On Tuesday we discussed how the AUDUSD rally was in jeopardy below 0.7620. This area is the intersection of former trend line support from the June 2nd low as well as several highs from last month.
It’s also the 23.6% Fibonacci retracement when measuring from the May low at 0.7328 to the June high at 0.7711.
Shortly after Tuesday’s commentary, the pair retested the new resistance area at 0.7620. Despite their best efforts, buyers were unable to push the price above the area on a 4-hour closing basis. This formed a bearish pin bar as noted in the chart below.

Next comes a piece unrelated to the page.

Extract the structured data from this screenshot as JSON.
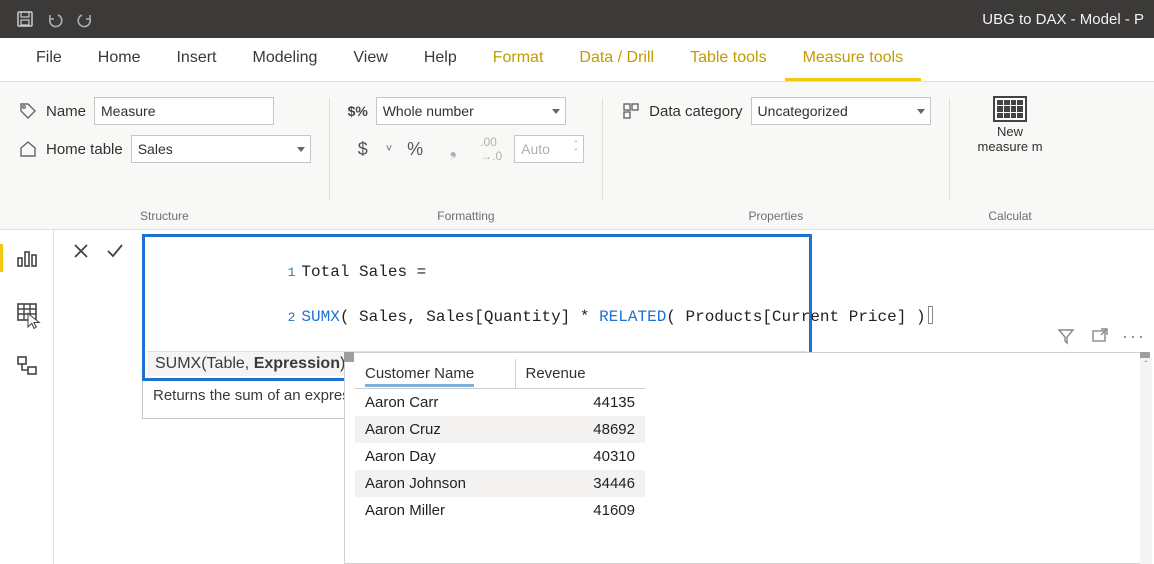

If you were watching for a sell signal at the time, that was it. For those who missed the entry, there will likely be additional opportunities on the way down as long as sellers maintain control.

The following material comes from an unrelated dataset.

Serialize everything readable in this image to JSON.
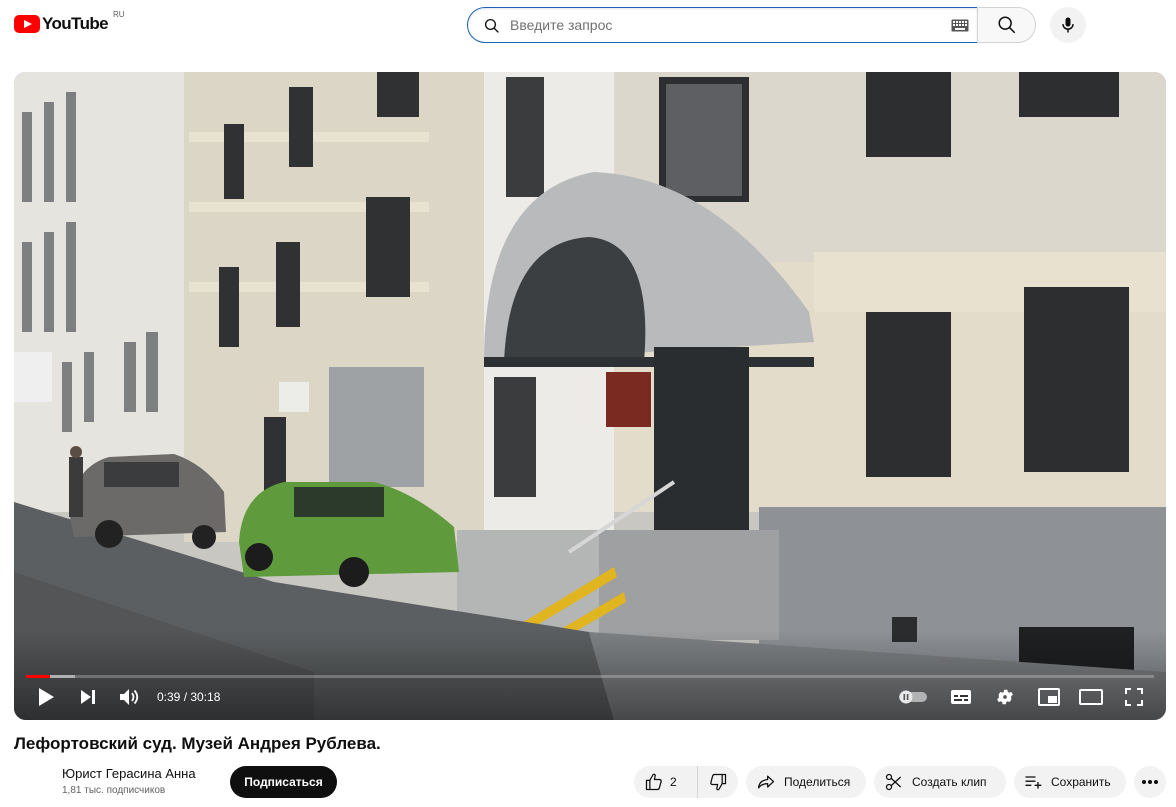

The next key support area to keep an eye on comes in at 0.7565/70. This was Wednesday’s low as well as a key pivot between the 7th and 26th of June. Moreover, it’s the 38.2% Fibonacci retracement from the May low at 0.7328 to the June high at 0.7711.
Below 0.7565/70 we have the 0.7515 handle followed by 0.7475. And as long as sellers keep prices below 0.7620 on a daily closing basis, these downside targets will remain exposed.
Bear in mind that tomorrow (July 7th) hosts the latest non-farm payroll figure at 8:30 am EST. If you have any U.S. dollar exposure, you will want to keep this event on your calendar and perhaps take action beforehand to reduce or eliminate any risk.
With that said, the two currencies that are sometimes known to move irrespective of USD strength or lack thereof are the Australian dollar and New Zealand dollar. Look no further than today’s session where the AUDUSD and NZDUSD are down alongside the USD Index (DXY).